That Plaintiff is pro se does not reduce his obligations under Rule 56. Rather, “liberal treatment of pro se pleadings does not require lenient treatment of substantive law.” Durante v. Fairlane Town Ctr., 201 Fed.Appx. 338, 344 (6th Cir. 2006). In addition, “[o]nce a case has progressed to the summary judgment stage, . . . ‘the liberal pleading standards under Swierkiewicz [v. Sorema, N.A., 534 U.S. 506, 512-13 (2002)] and [the Federal Rules] are inapplicable.'” Tucker v. Union of Needletrades, Indus. & Textile Emps., 407 F.3d 784, 788 (6th Cir. 2005) (quoting Gilmour v. Gates, McDonald & Co., 382 F.3d 1312, 1315 (11th Cir. 2004)).

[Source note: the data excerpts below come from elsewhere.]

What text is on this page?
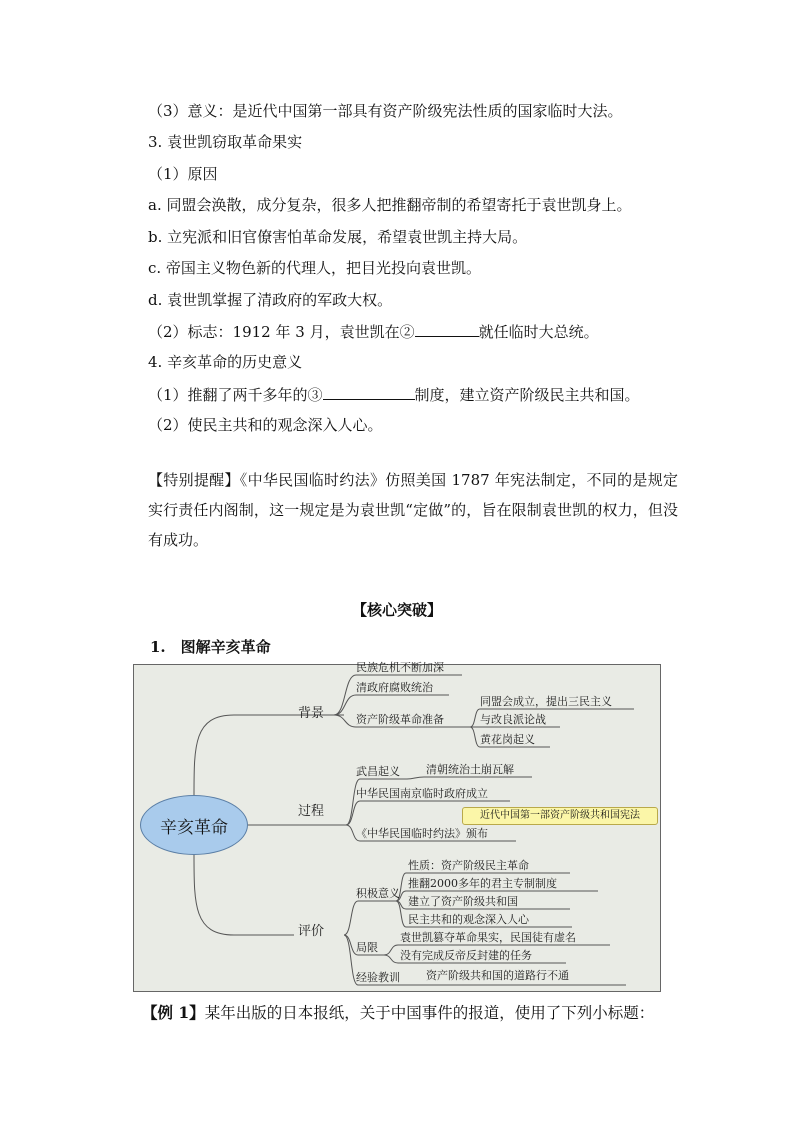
（3）意义：是近代中国第一部具有资产阶级宪法性质的国家临时大法。
3. 袁世凯窃取革命果实
（1）原因
a. 同盟会涣散，成分复杂，很多人把推翻帝制的希望寄托于袁世凯身上。
b. 立宪派和旧官僚害怕革命发展，希望袁世凯主持大局。
c. 帝国主义物色新的代理人，把目光投向袁世凯。
d. 袁世凯掌握了清政府的军政大权。
（2）标志：1912 年 3 月，袁世凯在②	就任临时大总统。
4. 辛亥革命的历史意义
（1）推翻了两千多年的③	制度，建立资产阶级民主共和国。
（2）使民主共和的观念深入人心。
【特别提醒】《中华民国临时约法》仿照美国 1787 年宪法制定，不同的是规定实行责任内阁制，这一规定是为袁世凯“定做”的，旨在限制袁世凯的权力，但没有成功。
【核心突破】
1.　图解辛亥革命
辛亥革命
背景
过程
评价
民族危机不断加深
清政府腐败统治
资产阶级革命准备
同盟会成立，提出三民主义
与改良派论战
黄花岗起义
武昌起义 清朝统治土崩瓦解
中华民国南京临时政府成立
《中华民国临时约法》颁布
近代中国第一部资产阶级共和国宪法
积极意义
性质：资产阶级民主革命
推翻2000多年的君主专制制度
建立了资产阶级共和国
民主共和的观念深入人心
局限
袁世凯篡夺革命果实，民国徒有虚名
没有完成反帝反封建的任务
经验教训 资产阶级共和国的道路行不通
【例 1】某年出版的日本报纸，关于中国事件的报道，使用了下列小标题：
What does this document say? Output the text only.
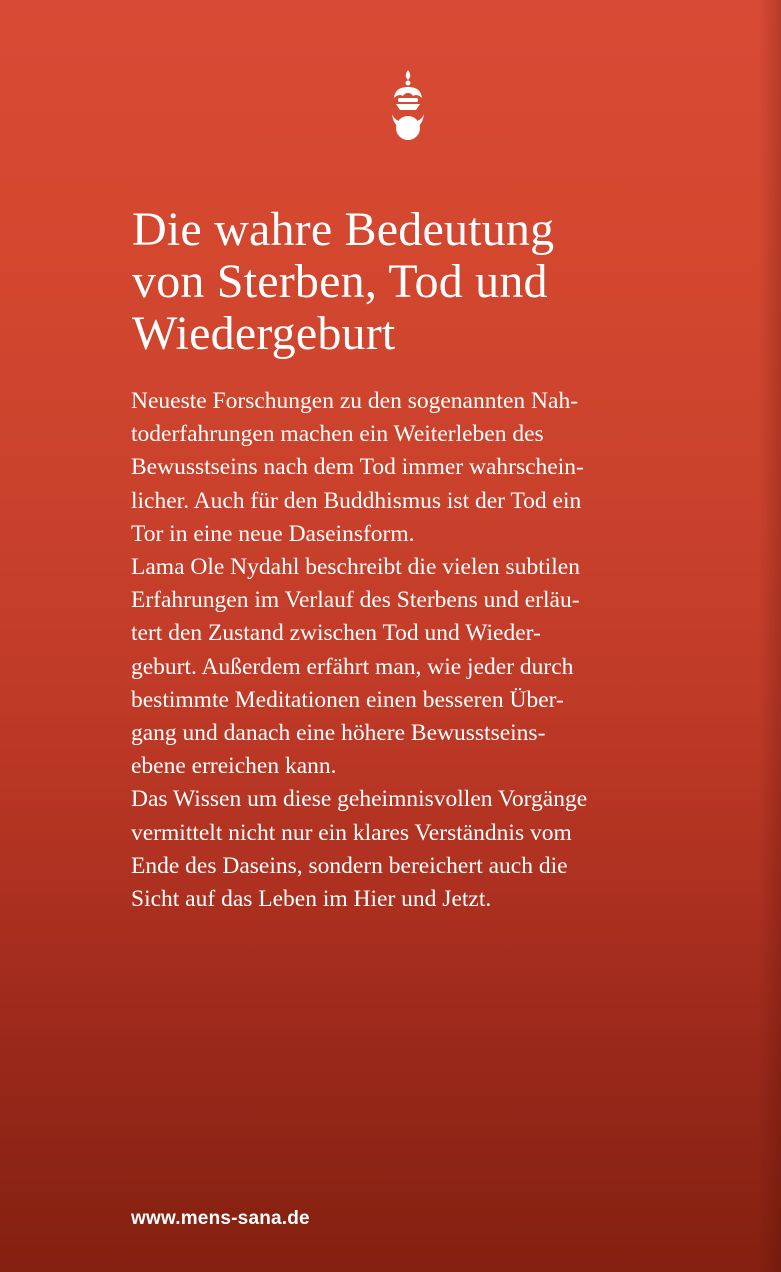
Die wahre Bedeutung
von Sterben, Tod und
Wiedergeburt
Neueste Forschungen zu den sogenannten Nah-
toderfahrungen machen ein Weiterleben des
Bewusstseins nach dem Tod immer wahrschein-
licher. Auch für den Buddhismus ist der Tod ein
Tor in eine neue Daseinsform.
Lama Ole Nydahl beschreibt die vielen subtilen
Erfahrungen im Verlauf des Sterbens und erläu-
tert den Zustand zwischen Tod und Wieder-
geburt. Außerdem erfährt man, wie jeder durch
bestimmte Meditationen einen besseren Über-
gang und danach eine höhere Bewusstseins-
ebene erreichen kann.
Das Wissen um diese geheimnisvollen Vorgänge
vermittelt nicht nur ein klares Verständnis vom
Ende des Daseins, sondern bereichert auch die
Sicht auf das Leben im Hier und Jetzt.
www.mens-sana.de
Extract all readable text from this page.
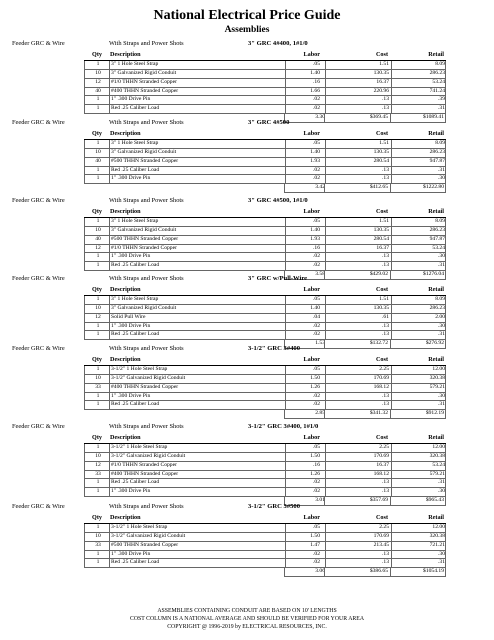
National Electrical Price Guide
Assemblies
Feeder GRC & Wire	With Straps and Power Shots	3" GRC 4#400, 1#1/0
Qty	Description	Labor	Cost	Retail
1	3" 1 Hole Steel Strap	.05	1.51	8.09
10	3" Galvanized Rigid Conduit	1.40	130.35	286.23
12	#1/0 THHN Stranded Copper	.16	16.37	53.24
40	#400 THHN Stranded Copper	1.66	220.96	741.24
1	1" .300 Drive Pin	.02	.13	.39
1	Red .25 Caliber Load	.02	.13	.31
3.30	$369.45	$1089.41
Feeder GRC & Wire	With Straps and Power Shots	3" GRC 4#500
Qty	Description	Labor	Cost	Retail
1	3" 1 Hole Steel Strap	.05	1.51	8.09
10	3" Galvanized Rigid Conduit	1.40	130.35	286.23
40	#500 THHN Stranded Copper	1.93	280.54	947.87
1	Red .25 Caliber Load	.02	.13	.31
1	1" .300 Drive Pin	.02	.13	.30
3.42	$412.65	$1222.80
Feeder GRC & Wire	With Straps and Power Shots	3" GRC 4#500, 1#1/0
Qty	Description	Labor	Cost	Retail
1	3" 1 Hole Steel Strap	.05	1.51	8.09
10	3" Galvanized Rigid Conduit	1.40	130.35	286.23
40	#500 THHN Stranded Copper	1.93	280.54	947.87
12	#1/0 THHN Stranded Copper	.16	16.37	53.24
1	1" .300 Drive Pin	.02	.13	.30
1	Red .25 Caliber Load	.02	.13	.31
3.58	$429.02	$1276.04
Feeder GRC & Wire	With Straps and Power Shots	3" GRC w/Pull-Wire
Qty	Description	Labor	Cost	Retail
1	3" 1 Hole Steel Strap	.05	1.51	8.09
10	3" Galvanized Rigid Conduit	1.40	130.35	286.23
12	Solid Pull Wire	.04	.61	2.00
1	1" .300 Drive Pin	.02	.13	.30
1	Red .25 Caliber Load	.02	.13	.31
1.53	$132.72	$276.92
Feeder GRC & Wire	With Straps and Power Shots	3-1/2" GRC 3#400
Qty	Description	Labor	Cost	Retail
1	3-1/2" 1 Hole Steel Strap	.05	2.25	12.00
10	3-1/2" Galvanized Rigid Conduit	1.50	170.69	320.38
33	#400 THHN Stranded Copper	1.26	168.12	579.21
1	1" .300 Drive Pin	.02	.13	.30
1	Red .25 Caliber Load	.02	.13	.31
2.85	$341.32	$912.19
Feeder GRC & Wire	With Straps and Power Shots	3-1/2" GRC 3#400, 1#1/0
Qty	Description	Labor	Cost	Retail
1	3-1/2" 1 Hole Steel Strap	.05	2.25	12.00
10	3-1/2" Galvanized Rigid Conduit	1.50	170.69	320.38
12	#1/0 THHN Stranded Copper	.16	16.37	53.24
33	#400 THHN Stranded Copper	1.26	168.12	579.21
1	Red .25 Caliber Load	.02	.13	.31
1	1" .300 Drive Pin	.02	.13	.30
3.01	$357.69	$965.43
Feeder GRC & Wire	With Straps and Power Shots	3-1/2" GRC 3#500
Qty	Description	Labor	Cost	Retail
1	3-1/2" 1 Hole Steel Strap	.05	2.25	12.00
10	3-1/2" Galvanized Rigid Conduit	1.50	170.69	320.38
33	#500 THHN Stranded Copper	1.47	213.45	721.21
1	1" .300 Drive Pin	.02	.13	.30
1	Red .25 Caliber Load	.02	.13	.31
3.06	$386.65	$1054.19
ASSEMBLIES CONTAINING CONDUIT ARE BASED ON 10' LENGTHS
COST COLUMN IS A NATIONAL AVERAGE AND SHOULD BE VERIFIED FOR YOUR AREA
COPYRIGHT @ 1996-2019 by ELECTRICAL RESOURCES, INC.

The Sixth Circuit has made clear that, when opposing summary judgment, a party cannot rely on allegations or denials in unsworn filings and that a party's “status as a pro se litigant does not alter [this] duty on a summary judgment motion.” Viergutz v. Lucent Techs., Inc., 375 Fed.Appx. 482, 485 (6th Cir. 2010); see also United States v. Brown, 7 Fed.Appx. 353, 354 (6th Cir. 2001) (affirming grant of summary judgment against a pro se plaintiff because he “failed to present any evidence to defeat the government's motion”).

C. Analysis

To begin, although Plaintiff alleges a violation of the Eighth Amendment based on unsafe conditions of confinement, at the time of his incarceration he was a pretrial detainee. “The Eighth Amendment provides an inmate the right to be free from cruel and unusual punishment. The Due Process Clause of the Fourteenth Amendment provides the same protections to pretrial detainees.” Richmond v. Huq, 885 F.3d 928, 937 (6th Cir. 2018) (citing Richko v. Wayne Cty., 819 F.3d 907, 915 (6th Cir. 2016)). The Fourteenth Amendment applies to this claim. The Eighth and Fourteenth Amendment deliberate indifference standards are largely the same except the subjective component is modified in cases brought by pretrial detainees. Brawner v. Scott Cnty., Tenn., 14 F.4th 585 (6th Cir. 2021).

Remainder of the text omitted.